Mère et fille, côte à côte, marchèrent sur le trottoir du quai. La mi-octobre abattait par légions les feuilles des platanes. Le Rhône, grossi par les premières pluies d’automne, roulait de grandes vagues jaunes que les piles des ponts fendaient comme les proues des vaisseaux fendent la mer. La bise soufflait du nord. Des nuages couraient, bas.

— Bientôt l’hiver, observa madame Dax, pour rompre le silence.

Et mademoiselle Dax, toujours muette, opina d’un signe de tête.

Elles pressaient le pas, il était tard. Pour gagner du temps, madame Dax prit le plus court, et traversa l’eau par la passerelle du Lycée.
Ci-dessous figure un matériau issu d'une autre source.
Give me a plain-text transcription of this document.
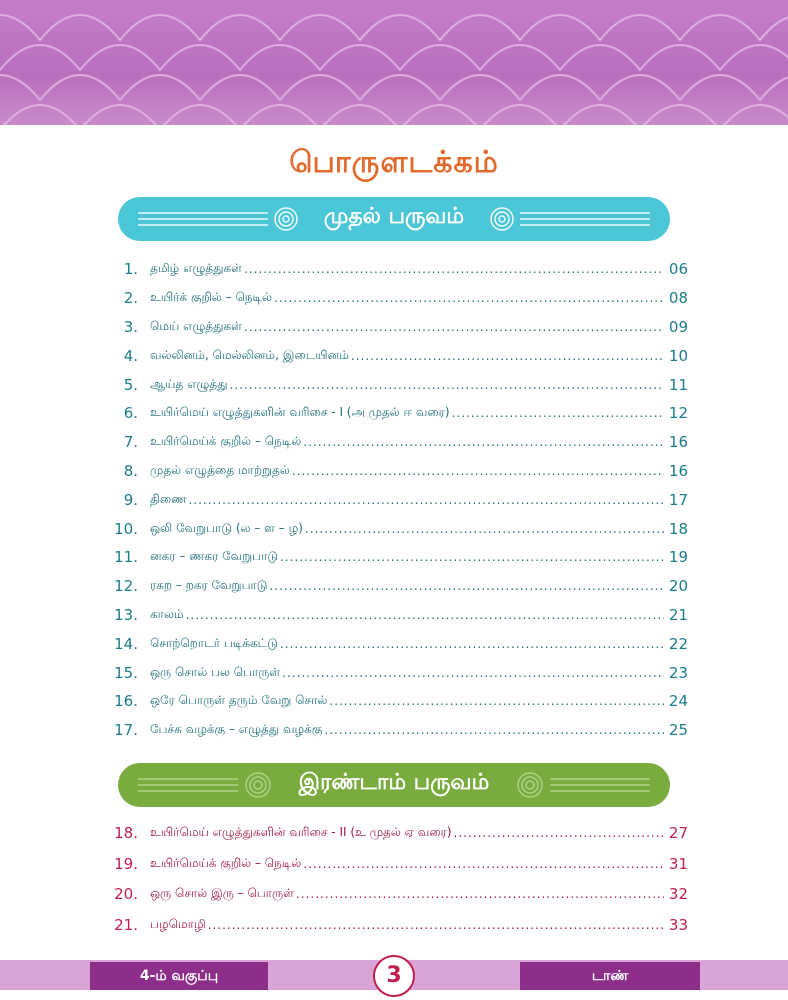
பொருளடக்கம்
முதல் பருவம்
1.	தமிழ் எழுத்துகள் .....	06
2.	உயிர்க் குறில் – நெடில் .....	08
3.	மெய் எழுத்துகள் .....	09
4.	வல்லினம், மெல்லினம், இடையினம் .....	10
5.	ஆய்த எழுத்து .....	11
6.	உயிர்மெய் எழுத்துகளின் வரிசை - I (அ முதல் ஈ வரை) .....	12
7.	உயிர்மெய்க் குறில் – நெடில் .....	16
8.	முதல் எழுத்தை மாற்றுதல் .....	16
9.	திணை .....	17
10.	ஒலி வேறுபாடு (ல – ள – ழ) .....	18
11.	னகர – ணகர வேறுபாடு .....	19
12.	ரகற – றகர வேறுபாடு .....	20
13.	காலம் .....	21
14.	சொற்றொடர் படிக்கட்டு .....	22
15.	ஒரு சொல் பல பொருள் .....	23
16.	ஒரே பொருள் தரும் வேறு சொல் .....	24
17.	பேச்சு வழக்கு – எழுத்து வழக்கு .....	25
இரண்டாம் பருவம்
18.	உயிர்மெய் எழுத்துகளின் வரிசை - II (உ முதல் ஏ வரை) .....	27
19.	உயிர்மெய்க் குறில் – நெடில் .....	31
20.	ஒரு சொல் இரு – பொருள் .....	32
21.	பழமொழி .....	33
4-ம் வகுப்பு	டாண்
3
Aérienne et fragile, suspendue par des câbles d’acier à deux pylônes de pierre, la passerelle enjambait le fleuve d’une seule arche, et cette arche vibrait dans le vent comme une corde de violoncelle. Sur l’autre rive, le lycée étalait sa façade de prison.

Quatre heures sonnèrent avant que madame et mademoiselle Dax eussent atteint la porte voûtée.

De loin, elles virent le flot des lycéens s’en échapper en tumulte, puis s’éparpiller sur le quai et dans les rues adjacentes.

Madame Dax eut un geste d’impatience. Bernard profiterait sans nul doute du retard de sa mère et de sa sœur pour courir jusqu’à la rue de la République.